Building Your Market
By Dave Tamkin
Boulder, CO / Chicago, IL
If you play the same town every week, you’re over-saturating your market. You need to expand constantly. It’s unlikely to have a decent turnout at an important show if there is advertising for smaller shows in the vicinity that same week. Its simple, but so many musicians over look it. You have to consider every show an event- an event that you are going to take some time and creative thought into promoting.
Jason (Violinist) and I used to play 9 shows a week. We would hit up a different bar as an acoustic duo during the week, while playing three happy hours as the house band at Chicago’s House of Blues. Every Friday and Saturday would be set aside for a full band show. We over did it.

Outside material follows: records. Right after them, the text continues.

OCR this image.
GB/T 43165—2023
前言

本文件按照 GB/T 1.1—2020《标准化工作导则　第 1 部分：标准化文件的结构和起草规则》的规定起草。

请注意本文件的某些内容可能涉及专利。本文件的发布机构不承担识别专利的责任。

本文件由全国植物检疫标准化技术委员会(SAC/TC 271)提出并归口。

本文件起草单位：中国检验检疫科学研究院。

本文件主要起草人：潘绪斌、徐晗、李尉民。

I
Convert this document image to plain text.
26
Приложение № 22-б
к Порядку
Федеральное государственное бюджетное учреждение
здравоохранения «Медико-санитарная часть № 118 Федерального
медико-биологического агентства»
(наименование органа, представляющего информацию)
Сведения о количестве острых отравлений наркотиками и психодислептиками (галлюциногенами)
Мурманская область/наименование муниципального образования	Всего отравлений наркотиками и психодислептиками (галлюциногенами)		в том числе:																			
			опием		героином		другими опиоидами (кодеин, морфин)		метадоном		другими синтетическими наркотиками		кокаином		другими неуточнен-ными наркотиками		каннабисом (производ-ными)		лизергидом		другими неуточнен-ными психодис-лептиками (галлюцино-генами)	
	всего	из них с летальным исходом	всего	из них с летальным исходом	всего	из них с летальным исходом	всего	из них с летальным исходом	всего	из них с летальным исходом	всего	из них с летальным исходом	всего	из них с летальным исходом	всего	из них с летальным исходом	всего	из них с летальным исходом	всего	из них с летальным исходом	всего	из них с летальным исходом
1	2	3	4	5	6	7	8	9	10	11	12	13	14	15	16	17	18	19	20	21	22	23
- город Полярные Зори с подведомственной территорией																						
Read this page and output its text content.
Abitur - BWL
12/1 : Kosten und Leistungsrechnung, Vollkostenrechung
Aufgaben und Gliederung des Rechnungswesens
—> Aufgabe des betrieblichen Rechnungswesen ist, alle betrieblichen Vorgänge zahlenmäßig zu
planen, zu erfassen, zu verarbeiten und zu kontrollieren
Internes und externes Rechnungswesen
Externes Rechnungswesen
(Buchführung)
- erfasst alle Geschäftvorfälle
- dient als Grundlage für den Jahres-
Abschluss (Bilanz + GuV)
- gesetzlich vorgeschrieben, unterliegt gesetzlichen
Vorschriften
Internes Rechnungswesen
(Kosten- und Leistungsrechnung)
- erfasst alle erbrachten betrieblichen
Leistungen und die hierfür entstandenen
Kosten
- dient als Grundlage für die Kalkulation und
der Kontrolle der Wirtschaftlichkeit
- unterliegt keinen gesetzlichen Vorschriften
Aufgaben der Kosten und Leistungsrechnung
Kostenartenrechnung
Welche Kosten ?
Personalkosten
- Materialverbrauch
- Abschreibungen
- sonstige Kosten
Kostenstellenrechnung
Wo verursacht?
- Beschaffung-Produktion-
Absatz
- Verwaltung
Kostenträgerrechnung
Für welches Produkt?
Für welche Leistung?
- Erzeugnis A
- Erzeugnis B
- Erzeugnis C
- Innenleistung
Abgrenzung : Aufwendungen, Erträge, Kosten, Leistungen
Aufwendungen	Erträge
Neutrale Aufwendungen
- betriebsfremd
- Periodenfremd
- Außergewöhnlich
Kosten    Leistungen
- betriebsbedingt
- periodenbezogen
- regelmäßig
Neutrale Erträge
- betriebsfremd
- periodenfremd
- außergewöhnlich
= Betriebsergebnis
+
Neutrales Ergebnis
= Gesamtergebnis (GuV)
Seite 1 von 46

We didn’t advertise all of them (I’ll explain that later) but once we started to build an audience we were able to play bigger venues. These venues did not want us to have other shows in a 15 mile radius in order to get all our fans in their doors. These larger venue shows also charge a cover. The regular weekly gigs often did not. If you advertise all of your shows, especially the free weekly ones with the built in crowd, you are giving your audience options to not pay YOU! I had no choice but to extend my market. We were soon able to book Thursday through Saturday as far as 200 miles away in any direction as we slowly built a new fan base as we did in Chicago.
First things first: I took a map and drew a 3 hour radius from the center of Chicago. This would be our new playground. I booked one week north, one week west and so fourth. I concentrated on anchor dates that paid enough for travel; I filled in the routing with other gigs to build an income. The further we went outside of our home base, the better the routing was to book more gigs per week.
Second: Cruise the internet and local papers of the cities you plan on building a fan base in. Look for venues that have similar music to your own and are not looking for a hard copy promo kit. You don’t have time to send out promo kits and it’s too expensive. Most venues these days take internet submissions. Some sites that helped me with this are listed below. Reverbnation and Sonicbids are both great ways to look for new venues, especially if you are new at the game. You can’t beat a $2 music submission if you are not dealing with a booking agent of your own. However, I strongly suggest you finding all the contact info on that venue as well and proceed to follow up personally rather than let it be lost in Sonicbids La La Land.
Third: Play, play, play. You should be playing 8 times a month at minimum to increase your fan base. I don’t care if its open mics, you should be playing out. Open mics provide a great platform to network and showcase your stuff in a new bar. This not only increases your fan base but your self esteem and command of your instrument and of the stage.